What if the Police didn't read me my Rights?
Before we get to that, you undoubtedly want to know if you are stuck with a drunk driving charge, or if there is way out of it. The only way to find out is to ask, and to investigate. Cases are “knocked out” because faults or flaws or problems with the evidence are discovered after investigation. No one is ever released from their overnight stay in jail and told that the arresting officer screwed up, somewhere, and then advised to hire a good lawyer.
There’s an irony here: Many times, it’s the person who has the least idea that something is wrong with the case against them who actually winds up with a case that can be successfully challenged somehow. In a DUI case, every single facet of every step of the case must be critically examined. Very few grounds to successfully challenge the evidence in a drunk driving case are obvious. These things are only found as the result of careful, expert evaluation.
Very often, people arrested for a drunk driving or other traffic stop cases call and hope that the fact that the police didn’t read their Miranda rights can result in their case being dismissed. Miranda rights are the ones you hear all the time on TV and in the movies.
These need to be distinguished from your chemical breath test rights, known as your implied consent rights, which should have been read, either by you or the police officer, prior to your taking (or refusing to take) the breath test at the police station.
Remember the first two sentences of your Miranda rights: You have the right to remain silent. Anything you say can and will be used against you in a court of law.
In most cases, even if the police did not read you your Miranda rights, I’m afraid it doesn’t matter. Rather than give you the long, lawyer explanation, let’s put it this way: If you are pulled over for weaving, then arrested for drunk driving, it is unlikely that the police have any intention of using anything you said against you anyway. Drunk driving cases are won or lost on evidence of driving while under the influence, meaning breath and/or blood evidence, assuming that such evidence is solid, and not on what the driver says. Your breath or blood test results are the most persuasive evidence the police and prosecutor will use against you.
In the same way, suspended license cases are very similar. If you are pulled over driving and your license was suspended (whether you knew it or not), nothing you say (or don’t say, for that matter) is going to change that. Even if you admit that you knew your license was suspended when you were driving, the police will have no need to include that in the case against you.
You can fill a small library with all the legal cases and discussion about those two lines, but the one legal distinction that most people don’t know about is that your rights don’t apply until you are arrested. That means, in very simple terms, that all the questioning leading up to your arrest, in most cases, is informational, and while you aren’t under any legal obligation to say anything, your rights against self-incrimination don’t even start until the police actually “arrest” you.
For that matter, you could fill another small library with the legal cases and discussion about what an “arrest” is, but for our purposes, it generally means those rights don’t start running until after you have blown (or refused to blow) into the portable breathalyzer in the back of the police car and the officer has decided you’re under arrest and going to the police station.
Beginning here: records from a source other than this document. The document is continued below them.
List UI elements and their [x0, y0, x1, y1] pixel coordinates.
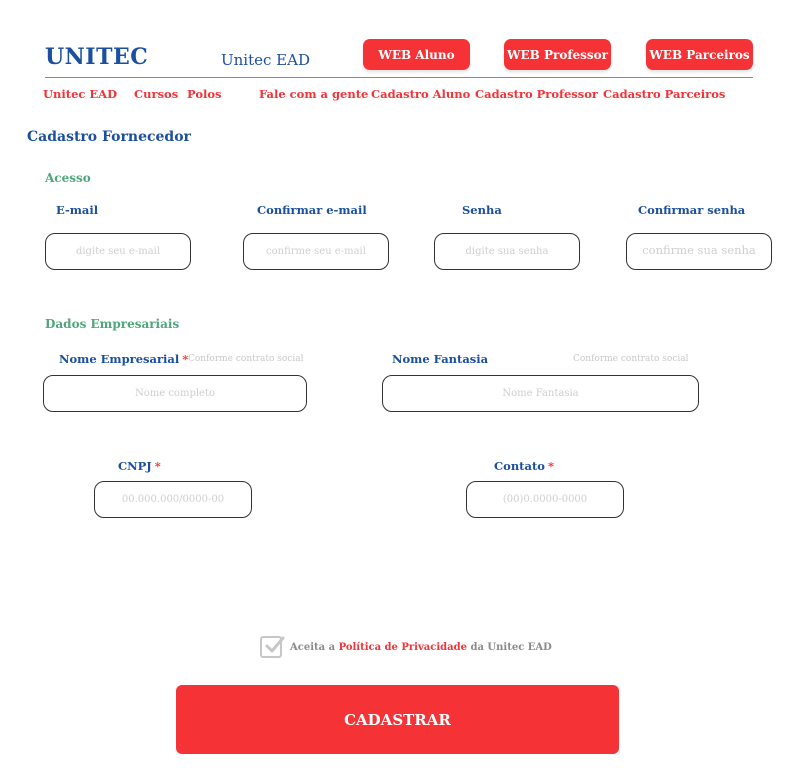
nav-cadastro-professor[interactable]: Cadastro Professor — [475, 87, 598, 101]
brand-subtitle: Unitec EAD — [221, 51, 310, 69]
nome-empresarial-field[interactable] — [43, 375, 307, 412]
privacy-policy-link[interactable]: Política de Privacidade — [339, 642, 467, 653]
section-acesso-title: Acesso — [45, 171, 91, 185]
nome-fantasia-label: Nome Fantasia — [392, 352, 489, 366]
nav-polos[interactable]: Polos — [187, 87, 222, 101]
web-professor-button[interactable]: WEB Professor — [504, 39, 611, 70]
cnpj-label: CNPJ * — [118, 459, 161, 473]
password-label: Senha — [462, 203, 502, 217]
nome-fantasia-field[interactable] — [382, 375, 699, 412]
required-marker: * — [547, 459, 554, 473]
nav-fale-com-a-gente[interactable]: Fale com a gente — [259, 87, 368, 101]
required-marker: * — [154, 459, 161, 473]
cadastrar-button[interactable]: CADASTRAR — [176, 685, 619, 754]
checkmark-icon — [265, 636, 285, 653]
confirm-email-field[interactable] — [243, 233, 389, 270]
nome-empresarial-hint: Conforme contrato social — [188, 354, 304, 364]
brand-logo[interactable]: UNITEC — [45, 44, 148, 70]
consent-text: Aceita a Política de Privacidade da Unit… — [290, 641, 552, 653]
web-parceiros-button[interactable]: WEB Parceiros — [646, 39, 753, 70]
privacy-checkbox[interactable] — [260, 636, 285, 658]
confirm-email-label: Confirmar e-mail — [257, 203, 367, 217]
nav-cadastro-aluno[interactable]: Cadastro Aluno — [371, 87, 470, 101]
password-field[interactable] — [434, 233, 580, 270]
nav-cadastro-parceiros[interactable]: Cadastro Parceiros — [603, 87, 725, 101]
header-divider — [45, 77, 753, 78]
contato-label: Contato * — [494, 459, 554, 473]
confirm-password-field[interactable] — [626, 233, 772, 270]
email-label: E-mail — [56, 203, 99, 217]
confirm-password-label: Confirmar senha — [638, 203, 746, 217]
nome-fantasia-hint: Conforme contrato social — [573, 354, 689, 364]
web-aluno-button[interactable]: WEB Aluno — [363, 39, 470, 70]
page-title: Cadastro Fornecedor — [27, 129, 191, 145]
nome-empresarial-label: Nome Empresarial * — [59, 352, 189, 366]
section-dados-empresariais-title: Dados Empresariais — [45, 317, 180, 331]
contato-field[interactable] — [466, 481, 624, 518]
nav-unitec-ead[interactable]: Unitec EAD — [43, 87, 117, 101]
privacy-consent: Aceita a Política de Privacidade da Unit… — [260, 636, 552, 658]
email-field[interactable] — [45, 233, 191, 270]
cnpj-field[interactable] — [94, 481, 252, 518]
nav-cursos[interactable]: Cursos — [134, 87, 178, 101]
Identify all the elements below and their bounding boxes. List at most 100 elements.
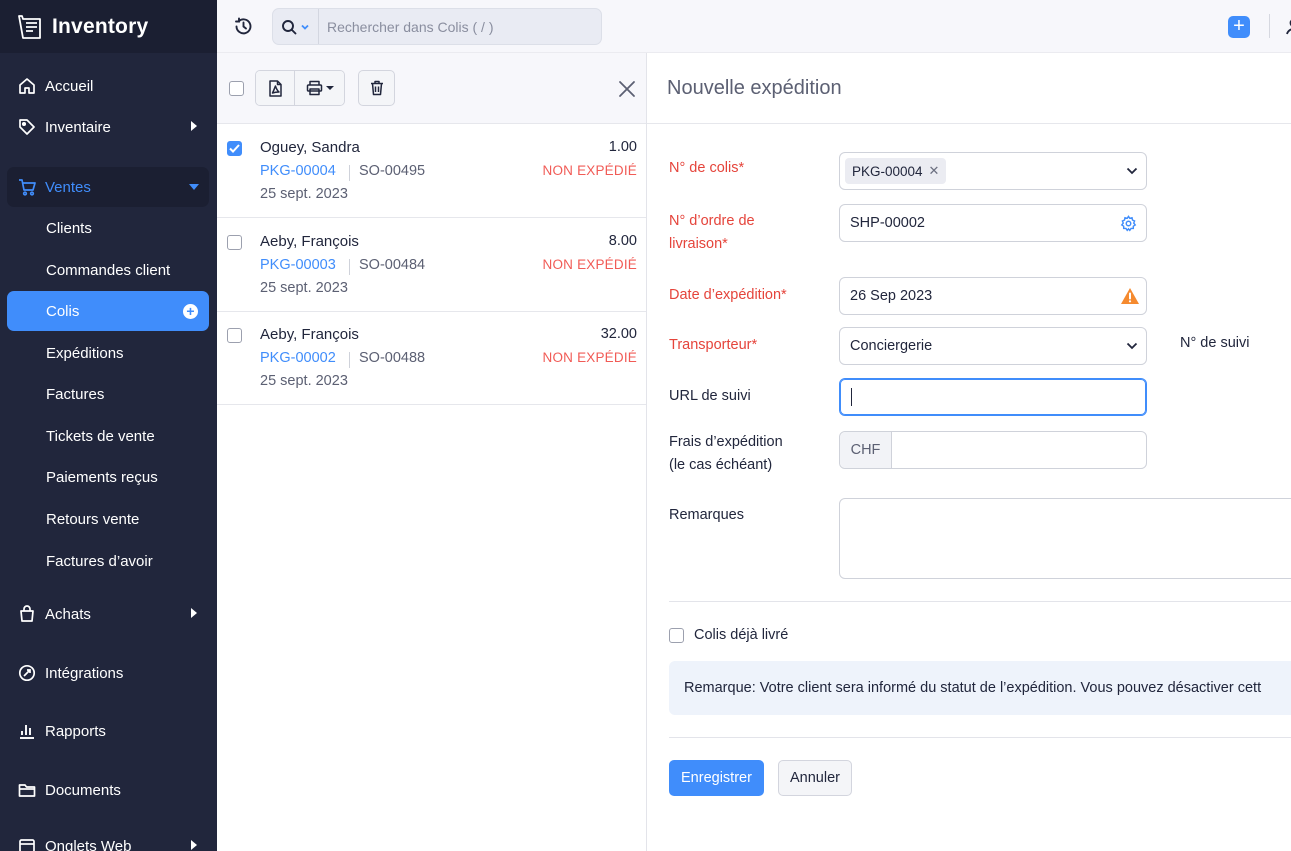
sidebar-sub-factures[interactable]: Factures — [7, 374, 209, 414]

Once at the police station, there is a very certain, specific protocol that the police are required to follow with you. You are required to be observed for at least 15 minutes to make sure you didn’t have or put anything in your mouth, or that you did not regurgitate (throw up). Likewise, the police are required to either see that you read, or read to you, your chemical breath test, or implied consent rights.
Even if this did not happen, it is not absolutely fatal to the prosecutor’s case against you. According to a 2006 ruling of the Michigan Supreme Court, automatic and outright dismissal of drunk driving charges for the police officer’s failure to advise you of your implied consent rights is no longer allowed. Instead (and this can get rather complicated), the significance of that failure is an issue for the jury (or Judge, in a bench trial) to decide should you press the matter to Trial.